Link to Source Code Repository
ppo_project_code directory: Holds all the main scripts and configurations for training and evaluating a reinforcement learning agent in the Duckietown-loop_empty environment. Inside, you’ll find example training files, logs, and job submission scripts demonstrating how to run Proximal Policy Optimization (PPO) in a simple DuckieTown loop map—both headlessly or with rendering. It’s a self-contained starting point for exploring RL in DuckieTown using PPO🚗!
sac_project_code directory: Holds the scripts and configurations for training and evaluating a duckiebot agent using Soft Actor-Critic (SAC) in the Duckietown-loop_empty map🛣. It includes the main training script bs3sac.py, environment setup in env/duckietown_env.py, and core SAC components like the agent (sac/agent.py), neural network architectures (sac/networks.py), and replay buffer (sac/replay_buffer.py). Additionally, manual_control.py allows for manual robot control, and requirements.txt lists all the necessary Python dependencies. This project provides a structured framework to experiment with SAC for RL in Duckietown 🚗💡.
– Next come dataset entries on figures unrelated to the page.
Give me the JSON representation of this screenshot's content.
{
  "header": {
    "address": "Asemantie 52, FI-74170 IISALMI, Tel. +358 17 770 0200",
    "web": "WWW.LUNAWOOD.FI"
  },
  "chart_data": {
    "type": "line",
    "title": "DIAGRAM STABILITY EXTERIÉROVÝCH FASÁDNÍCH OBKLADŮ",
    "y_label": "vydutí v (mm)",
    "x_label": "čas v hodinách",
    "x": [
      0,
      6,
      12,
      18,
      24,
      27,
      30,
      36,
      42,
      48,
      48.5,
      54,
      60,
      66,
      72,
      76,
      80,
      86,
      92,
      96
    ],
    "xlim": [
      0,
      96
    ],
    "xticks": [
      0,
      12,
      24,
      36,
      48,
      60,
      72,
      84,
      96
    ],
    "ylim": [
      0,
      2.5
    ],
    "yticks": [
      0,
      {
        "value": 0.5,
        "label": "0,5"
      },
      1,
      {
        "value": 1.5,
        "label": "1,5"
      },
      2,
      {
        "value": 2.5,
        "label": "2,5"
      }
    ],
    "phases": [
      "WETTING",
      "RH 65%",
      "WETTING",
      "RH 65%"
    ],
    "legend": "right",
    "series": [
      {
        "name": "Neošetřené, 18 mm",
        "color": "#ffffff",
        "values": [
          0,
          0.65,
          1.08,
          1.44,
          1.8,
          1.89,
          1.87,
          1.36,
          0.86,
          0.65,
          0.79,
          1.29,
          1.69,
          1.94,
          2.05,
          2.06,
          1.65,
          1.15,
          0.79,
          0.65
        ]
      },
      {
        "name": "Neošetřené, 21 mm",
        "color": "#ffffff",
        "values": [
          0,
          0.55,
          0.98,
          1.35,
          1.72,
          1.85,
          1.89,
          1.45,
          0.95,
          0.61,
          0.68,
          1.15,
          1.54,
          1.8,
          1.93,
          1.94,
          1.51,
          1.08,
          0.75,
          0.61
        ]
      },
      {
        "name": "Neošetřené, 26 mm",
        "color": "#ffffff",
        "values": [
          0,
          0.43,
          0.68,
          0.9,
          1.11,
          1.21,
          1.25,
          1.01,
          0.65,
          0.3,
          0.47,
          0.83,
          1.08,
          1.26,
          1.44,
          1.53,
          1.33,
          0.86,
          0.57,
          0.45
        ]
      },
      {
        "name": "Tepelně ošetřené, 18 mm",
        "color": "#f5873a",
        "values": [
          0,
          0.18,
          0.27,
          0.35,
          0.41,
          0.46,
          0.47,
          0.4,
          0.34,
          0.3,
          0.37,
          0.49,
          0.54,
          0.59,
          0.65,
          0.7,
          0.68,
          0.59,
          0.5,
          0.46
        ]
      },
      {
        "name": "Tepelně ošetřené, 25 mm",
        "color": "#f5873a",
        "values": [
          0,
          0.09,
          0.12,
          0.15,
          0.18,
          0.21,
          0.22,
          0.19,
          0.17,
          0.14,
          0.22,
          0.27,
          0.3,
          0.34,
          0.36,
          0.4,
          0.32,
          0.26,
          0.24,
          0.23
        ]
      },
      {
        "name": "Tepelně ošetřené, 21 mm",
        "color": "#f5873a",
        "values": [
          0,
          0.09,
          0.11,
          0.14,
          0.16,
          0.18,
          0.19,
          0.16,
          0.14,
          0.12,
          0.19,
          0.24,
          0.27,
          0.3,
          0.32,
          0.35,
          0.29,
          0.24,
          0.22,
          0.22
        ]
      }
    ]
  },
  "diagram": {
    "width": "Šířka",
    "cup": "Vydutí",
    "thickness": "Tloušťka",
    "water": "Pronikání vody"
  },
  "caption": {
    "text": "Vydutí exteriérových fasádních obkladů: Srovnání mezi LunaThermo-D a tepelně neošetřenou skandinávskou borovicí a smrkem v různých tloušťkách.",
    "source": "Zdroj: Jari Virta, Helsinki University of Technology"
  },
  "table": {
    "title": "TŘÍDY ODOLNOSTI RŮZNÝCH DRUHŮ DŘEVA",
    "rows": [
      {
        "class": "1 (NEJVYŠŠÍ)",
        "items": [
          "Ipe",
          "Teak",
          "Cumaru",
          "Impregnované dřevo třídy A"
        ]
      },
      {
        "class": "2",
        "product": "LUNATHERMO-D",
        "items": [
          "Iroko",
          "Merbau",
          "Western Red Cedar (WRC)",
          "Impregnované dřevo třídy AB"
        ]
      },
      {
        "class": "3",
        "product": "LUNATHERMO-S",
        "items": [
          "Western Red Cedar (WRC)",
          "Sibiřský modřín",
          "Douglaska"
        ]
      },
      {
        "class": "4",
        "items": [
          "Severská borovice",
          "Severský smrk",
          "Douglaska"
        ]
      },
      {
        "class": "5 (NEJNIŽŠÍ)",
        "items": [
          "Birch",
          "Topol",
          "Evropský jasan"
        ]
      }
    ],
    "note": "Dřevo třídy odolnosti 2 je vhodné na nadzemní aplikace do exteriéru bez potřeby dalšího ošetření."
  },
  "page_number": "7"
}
Visual of a Duckiebot spinning around itself in circles in the loop_empty map

Simple demo of the Duckiebot navigating a map with stationary and moving obstacles!
The next steps involve using a Linux laptop for training and testing the models, making sure to have display support. One key focus will be optimizing the hyperparameters of the PPO algorithm to get better performance from the model. To make the setup easier, we can use pre-built reward functions for Duckietown. In the early stages of training, it’s important to run some sanity checks with the simulation to make sure everything is on track. Adding model checkpointing callbacks will help save progress along the way. Looking ahead, we’ll need to build a solid machine learning pipeline that covers training, evaluation, and deployment. Finally, fine-tuning hyperparameters like the learning rate and batch size will be essential for improving the agent’s performance.
We also hope to explore more maps and investigate whether learning in one map can transfer to another. It will be interesting to see if the trained agent is overfitting to a specific environment or if it would perform well in the same environment but with a different random seed. Another goal is to plot the rewards as a function of hyperparameters, especially the batch size and learning rate, since PPO is sensitive to these factors. We’ll also guide our initial training with the simulation to help us better understand the agent’s performance and behavior.